Quand Mathieu Hanotin et Michel Fourcade mutualisent chaque « euro utile », c’est un 96 pages.
Encore quelques semaines, quelques jours et il aurait fallu intégrer cette dépense dans les futurs comptes de campagne de ces deux candidats. Calculé donc pile poil donc en terme de calendrier et donc financé sur fonds publics, par tous les Dionysiens et les Pierrefittois. « Chaque euro dépensé doit être un euro utile » aime à dire Mathieu Hanotin. On conviendra que de ce point de vue, il n’y a pas meilleure illustration de l’adage « On n’est jamais mieux servi que par soi-même ». Notons déjà qu’en général un document de bilan est présent comme un document de bilan, là sans honte, ce sont des hors-série du « journal d’informations » les Nouvelles.
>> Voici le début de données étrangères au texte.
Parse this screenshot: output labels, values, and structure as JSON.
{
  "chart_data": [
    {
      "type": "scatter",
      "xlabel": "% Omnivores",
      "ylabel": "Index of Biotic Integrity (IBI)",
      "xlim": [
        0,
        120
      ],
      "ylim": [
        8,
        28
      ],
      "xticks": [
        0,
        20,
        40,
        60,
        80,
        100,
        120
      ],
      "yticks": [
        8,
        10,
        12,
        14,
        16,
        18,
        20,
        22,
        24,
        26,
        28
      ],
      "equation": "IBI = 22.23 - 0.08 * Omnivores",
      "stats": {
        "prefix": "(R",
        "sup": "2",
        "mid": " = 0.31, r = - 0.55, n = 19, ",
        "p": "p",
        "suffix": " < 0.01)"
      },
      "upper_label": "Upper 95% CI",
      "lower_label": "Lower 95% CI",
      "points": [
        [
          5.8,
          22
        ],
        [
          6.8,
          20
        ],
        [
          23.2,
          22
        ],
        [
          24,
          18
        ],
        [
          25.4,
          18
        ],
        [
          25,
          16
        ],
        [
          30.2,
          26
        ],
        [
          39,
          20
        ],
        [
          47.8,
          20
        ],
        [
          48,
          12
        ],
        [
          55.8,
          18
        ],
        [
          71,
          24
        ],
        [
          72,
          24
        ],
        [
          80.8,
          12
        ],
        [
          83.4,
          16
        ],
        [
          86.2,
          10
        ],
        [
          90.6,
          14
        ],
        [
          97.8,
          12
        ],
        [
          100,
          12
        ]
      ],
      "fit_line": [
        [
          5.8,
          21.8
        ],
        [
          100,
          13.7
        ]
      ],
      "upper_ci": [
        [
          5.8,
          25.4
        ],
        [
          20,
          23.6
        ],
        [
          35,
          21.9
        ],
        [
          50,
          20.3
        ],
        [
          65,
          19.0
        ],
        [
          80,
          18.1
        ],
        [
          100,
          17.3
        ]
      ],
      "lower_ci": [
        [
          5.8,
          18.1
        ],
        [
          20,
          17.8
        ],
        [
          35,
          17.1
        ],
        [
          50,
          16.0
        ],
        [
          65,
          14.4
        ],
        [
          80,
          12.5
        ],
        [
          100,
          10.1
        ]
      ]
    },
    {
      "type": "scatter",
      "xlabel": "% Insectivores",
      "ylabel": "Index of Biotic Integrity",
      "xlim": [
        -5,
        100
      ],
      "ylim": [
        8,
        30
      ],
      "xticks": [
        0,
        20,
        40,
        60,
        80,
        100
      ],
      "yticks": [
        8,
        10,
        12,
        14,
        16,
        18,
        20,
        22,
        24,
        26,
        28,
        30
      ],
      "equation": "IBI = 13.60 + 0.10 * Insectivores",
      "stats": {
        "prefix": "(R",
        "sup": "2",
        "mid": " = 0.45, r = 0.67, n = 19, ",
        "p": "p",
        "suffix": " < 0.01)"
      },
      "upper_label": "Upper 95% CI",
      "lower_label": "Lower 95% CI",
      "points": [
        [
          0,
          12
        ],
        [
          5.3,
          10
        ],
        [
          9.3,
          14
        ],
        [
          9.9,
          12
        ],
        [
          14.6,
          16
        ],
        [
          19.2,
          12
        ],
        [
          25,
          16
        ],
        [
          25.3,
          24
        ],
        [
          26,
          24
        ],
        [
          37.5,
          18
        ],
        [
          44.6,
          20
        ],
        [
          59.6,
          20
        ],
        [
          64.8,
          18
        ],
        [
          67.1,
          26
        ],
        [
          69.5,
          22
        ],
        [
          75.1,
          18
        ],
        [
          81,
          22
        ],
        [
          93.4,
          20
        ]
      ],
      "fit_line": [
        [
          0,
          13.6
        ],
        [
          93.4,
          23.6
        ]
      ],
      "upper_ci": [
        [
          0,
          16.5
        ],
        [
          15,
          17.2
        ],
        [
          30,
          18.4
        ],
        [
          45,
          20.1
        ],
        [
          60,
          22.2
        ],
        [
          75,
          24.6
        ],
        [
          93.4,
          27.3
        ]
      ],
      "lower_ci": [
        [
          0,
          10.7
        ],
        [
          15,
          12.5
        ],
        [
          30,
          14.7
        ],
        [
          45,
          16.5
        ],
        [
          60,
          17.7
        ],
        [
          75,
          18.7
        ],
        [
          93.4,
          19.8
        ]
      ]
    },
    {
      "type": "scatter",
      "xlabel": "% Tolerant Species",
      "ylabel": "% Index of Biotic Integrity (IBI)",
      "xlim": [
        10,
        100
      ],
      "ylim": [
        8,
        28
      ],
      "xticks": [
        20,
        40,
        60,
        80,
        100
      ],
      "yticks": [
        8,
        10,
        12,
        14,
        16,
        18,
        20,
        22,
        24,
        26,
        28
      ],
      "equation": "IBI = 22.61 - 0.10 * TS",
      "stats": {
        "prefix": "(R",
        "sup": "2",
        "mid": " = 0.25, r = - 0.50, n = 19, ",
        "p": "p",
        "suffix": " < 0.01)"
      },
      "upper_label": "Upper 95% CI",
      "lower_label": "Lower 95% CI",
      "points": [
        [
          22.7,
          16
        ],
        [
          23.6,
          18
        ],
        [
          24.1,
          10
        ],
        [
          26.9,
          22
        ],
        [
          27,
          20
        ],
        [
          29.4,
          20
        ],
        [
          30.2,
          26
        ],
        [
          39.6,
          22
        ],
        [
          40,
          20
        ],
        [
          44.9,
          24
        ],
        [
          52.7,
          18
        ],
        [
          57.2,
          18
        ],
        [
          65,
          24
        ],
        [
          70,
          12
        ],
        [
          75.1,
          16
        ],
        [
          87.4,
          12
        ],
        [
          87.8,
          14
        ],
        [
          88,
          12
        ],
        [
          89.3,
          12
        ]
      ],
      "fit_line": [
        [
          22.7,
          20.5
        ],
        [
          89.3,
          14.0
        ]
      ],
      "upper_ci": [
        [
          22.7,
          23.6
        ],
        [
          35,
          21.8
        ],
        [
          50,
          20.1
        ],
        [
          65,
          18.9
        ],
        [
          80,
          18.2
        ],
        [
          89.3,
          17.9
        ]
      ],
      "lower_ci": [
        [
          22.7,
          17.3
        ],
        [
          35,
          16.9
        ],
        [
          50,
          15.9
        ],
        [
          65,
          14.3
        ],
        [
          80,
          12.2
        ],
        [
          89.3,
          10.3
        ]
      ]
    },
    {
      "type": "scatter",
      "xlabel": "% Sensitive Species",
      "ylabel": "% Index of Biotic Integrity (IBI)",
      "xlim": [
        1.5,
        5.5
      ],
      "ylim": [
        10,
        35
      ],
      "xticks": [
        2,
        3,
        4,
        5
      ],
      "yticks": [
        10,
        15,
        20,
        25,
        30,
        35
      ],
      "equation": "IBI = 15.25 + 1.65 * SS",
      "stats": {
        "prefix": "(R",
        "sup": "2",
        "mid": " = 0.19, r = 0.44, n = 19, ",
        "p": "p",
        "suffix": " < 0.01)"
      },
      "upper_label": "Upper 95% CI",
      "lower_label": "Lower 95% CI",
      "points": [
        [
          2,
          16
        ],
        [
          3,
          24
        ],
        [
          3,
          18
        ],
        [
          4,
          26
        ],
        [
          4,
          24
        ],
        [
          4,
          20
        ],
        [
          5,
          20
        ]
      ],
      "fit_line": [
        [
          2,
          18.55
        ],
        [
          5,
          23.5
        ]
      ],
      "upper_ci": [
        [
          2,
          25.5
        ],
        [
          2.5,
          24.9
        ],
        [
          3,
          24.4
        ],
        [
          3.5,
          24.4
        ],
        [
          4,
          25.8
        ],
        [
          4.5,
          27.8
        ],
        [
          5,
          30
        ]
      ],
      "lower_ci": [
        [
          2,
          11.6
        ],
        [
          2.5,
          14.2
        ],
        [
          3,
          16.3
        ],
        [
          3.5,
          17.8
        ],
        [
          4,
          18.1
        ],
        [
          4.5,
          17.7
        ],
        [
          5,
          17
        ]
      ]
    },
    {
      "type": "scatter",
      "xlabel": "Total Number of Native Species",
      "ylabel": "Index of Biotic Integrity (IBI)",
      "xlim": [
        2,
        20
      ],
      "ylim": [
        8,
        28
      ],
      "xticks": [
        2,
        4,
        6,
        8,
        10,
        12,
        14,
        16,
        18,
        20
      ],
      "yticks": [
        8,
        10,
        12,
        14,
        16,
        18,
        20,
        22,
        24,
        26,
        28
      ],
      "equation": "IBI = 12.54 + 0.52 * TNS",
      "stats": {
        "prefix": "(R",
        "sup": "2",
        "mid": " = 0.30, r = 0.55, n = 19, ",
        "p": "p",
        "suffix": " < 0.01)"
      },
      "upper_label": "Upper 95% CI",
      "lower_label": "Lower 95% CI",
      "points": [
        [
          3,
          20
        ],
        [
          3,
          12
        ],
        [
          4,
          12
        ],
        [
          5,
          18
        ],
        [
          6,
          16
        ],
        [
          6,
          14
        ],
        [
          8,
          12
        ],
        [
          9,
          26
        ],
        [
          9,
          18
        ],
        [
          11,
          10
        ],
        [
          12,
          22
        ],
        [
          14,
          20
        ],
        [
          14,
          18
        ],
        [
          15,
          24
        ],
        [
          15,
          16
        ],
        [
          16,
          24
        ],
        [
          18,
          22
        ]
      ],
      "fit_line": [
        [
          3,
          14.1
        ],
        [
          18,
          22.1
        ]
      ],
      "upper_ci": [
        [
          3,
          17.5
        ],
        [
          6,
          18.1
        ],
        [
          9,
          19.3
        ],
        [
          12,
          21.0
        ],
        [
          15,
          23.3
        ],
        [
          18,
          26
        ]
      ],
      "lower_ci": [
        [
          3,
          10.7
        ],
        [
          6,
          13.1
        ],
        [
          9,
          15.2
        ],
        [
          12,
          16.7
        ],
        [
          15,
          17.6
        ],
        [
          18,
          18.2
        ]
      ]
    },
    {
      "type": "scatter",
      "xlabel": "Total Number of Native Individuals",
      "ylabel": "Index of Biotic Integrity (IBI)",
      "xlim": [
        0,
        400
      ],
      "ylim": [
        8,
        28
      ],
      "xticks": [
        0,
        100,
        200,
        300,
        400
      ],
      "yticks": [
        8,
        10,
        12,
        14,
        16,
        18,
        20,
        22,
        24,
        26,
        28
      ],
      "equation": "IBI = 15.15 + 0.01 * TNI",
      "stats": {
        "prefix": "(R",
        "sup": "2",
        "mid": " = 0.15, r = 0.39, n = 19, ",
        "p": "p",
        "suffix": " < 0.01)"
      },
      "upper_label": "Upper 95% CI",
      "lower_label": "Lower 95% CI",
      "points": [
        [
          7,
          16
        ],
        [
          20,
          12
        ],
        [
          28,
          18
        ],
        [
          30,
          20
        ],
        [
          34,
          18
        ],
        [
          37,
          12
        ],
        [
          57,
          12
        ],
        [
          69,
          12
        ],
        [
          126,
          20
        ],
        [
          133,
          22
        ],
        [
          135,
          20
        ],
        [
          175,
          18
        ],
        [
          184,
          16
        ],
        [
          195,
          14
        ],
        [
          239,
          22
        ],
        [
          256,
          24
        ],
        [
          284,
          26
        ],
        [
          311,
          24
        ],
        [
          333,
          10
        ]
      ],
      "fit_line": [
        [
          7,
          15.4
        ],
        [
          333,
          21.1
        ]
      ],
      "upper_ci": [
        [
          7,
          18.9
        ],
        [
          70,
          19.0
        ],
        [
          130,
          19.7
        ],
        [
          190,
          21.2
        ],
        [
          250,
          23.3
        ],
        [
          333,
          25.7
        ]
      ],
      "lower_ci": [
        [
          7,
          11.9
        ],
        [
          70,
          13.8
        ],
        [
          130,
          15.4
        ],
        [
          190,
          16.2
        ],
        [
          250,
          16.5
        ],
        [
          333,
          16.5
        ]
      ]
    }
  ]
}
Ben voyons !
D’abord combien coûte ce genre de pure propagande. Nous savons que l’édition dionysienne a été tiré à 52000 exemplaires. L’édition Pierrefittoise à 14000 exemplaires. Approximativement, il est à parier que la note a dépassé les 60000 euros. On voit que Mathieu Hanotin et Michel Fourcade ne lésinent pas à la dépense pour promouvoir leurs bilans.
Beaucoup de papier donc. Et du papier direction poubelle.
On ne compte pas le travail en amont, ni la prestation de distribution sur toute la commune nouvelle. On vous précisera les montants exacts dès qu’ils auront été communiqués aux élus d’opposition qui ne manqueront pas d’en faire la demande.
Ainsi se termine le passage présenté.